Last fall, at the Global Wellness Summit (GWS) in Austria, more than 500 wellness experts from 46 countries gathered to discuss the direction of wellness programming in 2017 and beyond. From that, GWS researchers put together a 50-page report that highlights these seven wellness trends expected to take off this year.
Reinventing the Sauna
Wellness experts are thinking outside the box (so to speak) when it comes to saunas. In Europe, the Sauna Aufguss (German for “infusion”), a theatrical ritual performed in the sauna, continues to gain in popularity, while “hangout” saunas are also becoming mainstream with DJs spinning beats inside these hot boxes. Pop-up saunas on lakes or hanging from bridges are also becoming more common.
Architects are putting a major emphasis on buildings that improve the health of human beings. “Living” buildings that produce their own energy and even phone apps that alert you when you’re entering a “sick” building will only continue to define the future of architecture.
As the need to be connected continues to grow, wellness destinations are embracing true silence. Case in point: The world’s first completely “silent spa” opened at Therme Laa Hotel in Austria. Wellness monasteries are also on the rise, as people are searching for retreats that offer silence and reflection.

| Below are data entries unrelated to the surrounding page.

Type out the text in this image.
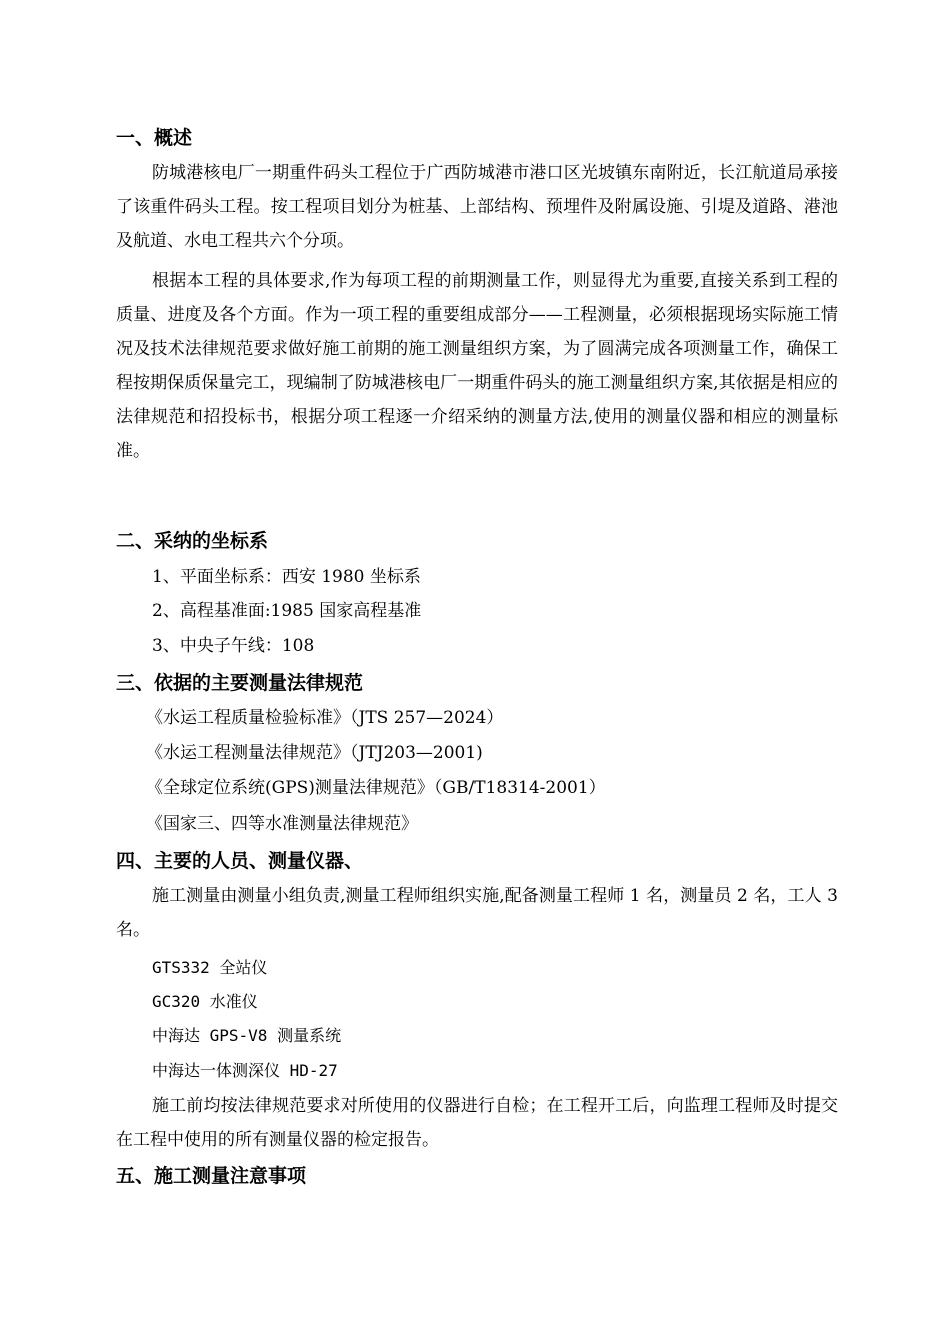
一、概述
防城港核电厂一期重件码头工程位于广西防城港市港口区光坡镇东南附近，长江航道局承接了该重件码头工程。按工程项目划分为桩基、上部结构、预埋件及附属设施、引堤及道路、港池及航道、水电工程共六个分项。
根据本工程的具体要求,作为每项工程的前期测量工作，则显得尤为重要,直接关系到工程的质量、进度及各个方面。作为一项工程的重要组成部分——工程测量，必须根据现场实际施工情况及技术法律规范要求做好施工前期的施工测量组织方案，为了圆满完成各项测量工作，确保工程按期保质保量完工，现编制了防城港核电厂一期重件码头的施工测量组织方案,其依据是相应的法律规范和招投标书，根据分项工程逐一介绍采纳的测量方法,使用的测量仪器和相应的测量标准。
二、采纳的坐标系
1、平面坐标系：西安 1980 坐标系
2、高程基准面:1985 国家高程基准
3、中央子午线：108
三、依据的主要测量法律规范
《水运工程质量检验标准》（JTS 257—2024）
《水运工程测量法律规范》（JTJ203—2001)
《全球定位系统(GPS)测量法律规范》（GB/T18314-2001）
《国家三、四等水准测量法律规范》
四、主要的人员、测量仪器、
施工测量由测量小组负责,测量工程师组织实施,配备测量工程师 1 名，测量员 2 名，工人 3 名。
GTS332 全站仪
GC320 水准仪
中海达 GPS-V8 测量系统
中海达一体测深仪 HD-27
施工前均按法律规范要求对所使用的仪器进行自检；在工程开工后，向监理工程师及时提交在工程中使用的所有测量仪器的检定报告。
五、施工测量注意事项
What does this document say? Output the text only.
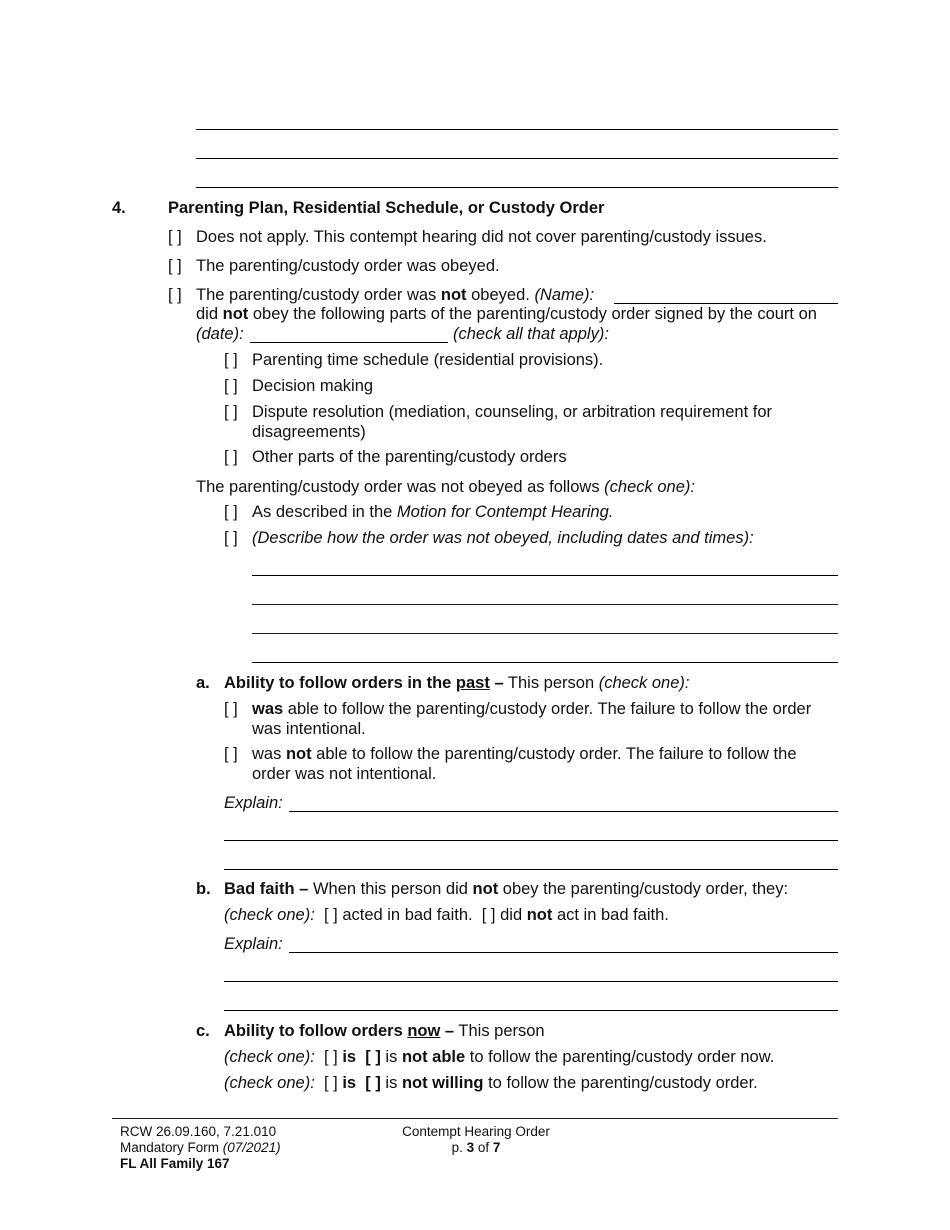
4.	Parenting Plan, Residential Schedule, or Custody Order
[ ] Does not apply. This contempt hearing did not cover parenting/custody issues.
[ ] The parenting/custody order was obeyed.
[ ] The parenting/custody order was not obeyed. (Name):
did not obey the following parts of the parenting/custody order signed by the court on
(date):	(check all that apply):
[ ] Parenting time schedule (residential provisions).
[ ] Decision making
[ ] Dispute resolution (mediation, counseling, or arbitration requirement for
disagreements)
[ ] Other parts of the parenting/custody orders
The parenting/custody order was not obeyed as follows (check one):
[ ] As described in the Motion for Contempt Hearing.
[ ] (Describe how the order was not obeyed, including dates and times):
a. Ability to follow orders in the past – This person (check one):
[ ] was able to follow the parenting/custody order. The failure to follow the order
was intentional.
[ ] was not able to follow the parenting/custody order. The failure to follow the
order was not intentional.
Explain:
b. Bad faith – When this person did not obey the parenting/custody order, they:
(check one): [ ] acted in bad faith. [ ] did not act in bad faith.
Explain:
c. Ability to follow orders now – This person
(check one): [ ] is [ ] is not able to follow the parenting/custody order now.
(check one): [ ] is [ ] is not willing to follow the parenting/custody order.
RCW 26.09.160, 7.21.010
Mandatory Form (07/2021)
FL All Family 167
Contempt Hearing Order
p. 3 of 7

Art & Creativity Infused with Wellness
Art, music, literature and dance are being incorporated into wellness experiences. At Germany’s Schloss Elmau spa resort, for instance, musicians and writers “play-to-stay,” which means the property has about 200-plus concerts a year for resort guests. The new Gainsborough Bath Spa Hotel in the U.K. similarly offers live classical violin playing as guests enter the baths. Live music is also being incorporated into yoga programs and other fitness activities.
Focusing on Inner Beauty
The beauty industry is seeing a major shift as it repositions its focus on inner beauty and authenticity. Eatable and drinkable beauty enhancers and clean, organic cosmetics and advanced medical research will only continue to redefine this $1 trillion industry.

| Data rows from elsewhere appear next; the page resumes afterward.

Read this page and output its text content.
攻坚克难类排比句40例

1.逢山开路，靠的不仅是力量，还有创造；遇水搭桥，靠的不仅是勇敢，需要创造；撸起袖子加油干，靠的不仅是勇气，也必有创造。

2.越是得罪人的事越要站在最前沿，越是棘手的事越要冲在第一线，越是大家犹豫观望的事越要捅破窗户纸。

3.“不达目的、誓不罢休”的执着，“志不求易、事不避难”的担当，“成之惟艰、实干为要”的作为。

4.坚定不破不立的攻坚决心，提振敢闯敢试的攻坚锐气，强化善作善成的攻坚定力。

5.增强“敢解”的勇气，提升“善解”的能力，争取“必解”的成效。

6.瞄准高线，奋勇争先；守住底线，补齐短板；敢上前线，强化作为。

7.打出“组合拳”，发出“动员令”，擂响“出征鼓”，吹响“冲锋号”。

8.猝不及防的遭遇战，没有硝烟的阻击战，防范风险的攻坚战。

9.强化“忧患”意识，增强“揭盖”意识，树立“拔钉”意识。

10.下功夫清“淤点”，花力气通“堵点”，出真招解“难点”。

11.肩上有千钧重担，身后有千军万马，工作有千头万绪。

Taking Mental Wellness Seriously
By 2030, depression will be the world’s number one health issue, outranking obesity. Mindful approaches to wellness such as meditation or part-mind/part-body workouts will continue to transform the way people approach wellness.
Giving Wellness Back
The wellness industry has quickly become associated with the rich elite who spend $300 on yoga pants and even more on retreats. However, more wellness organizations such as Yoga Gives Back, which gives profits to help poor women and children in India, are offering wellness benefits. Wellness Tourism 2.0 will redevelop the wellness model by creating a comprehensive wellness vision that helps both locals and tourists in various communities.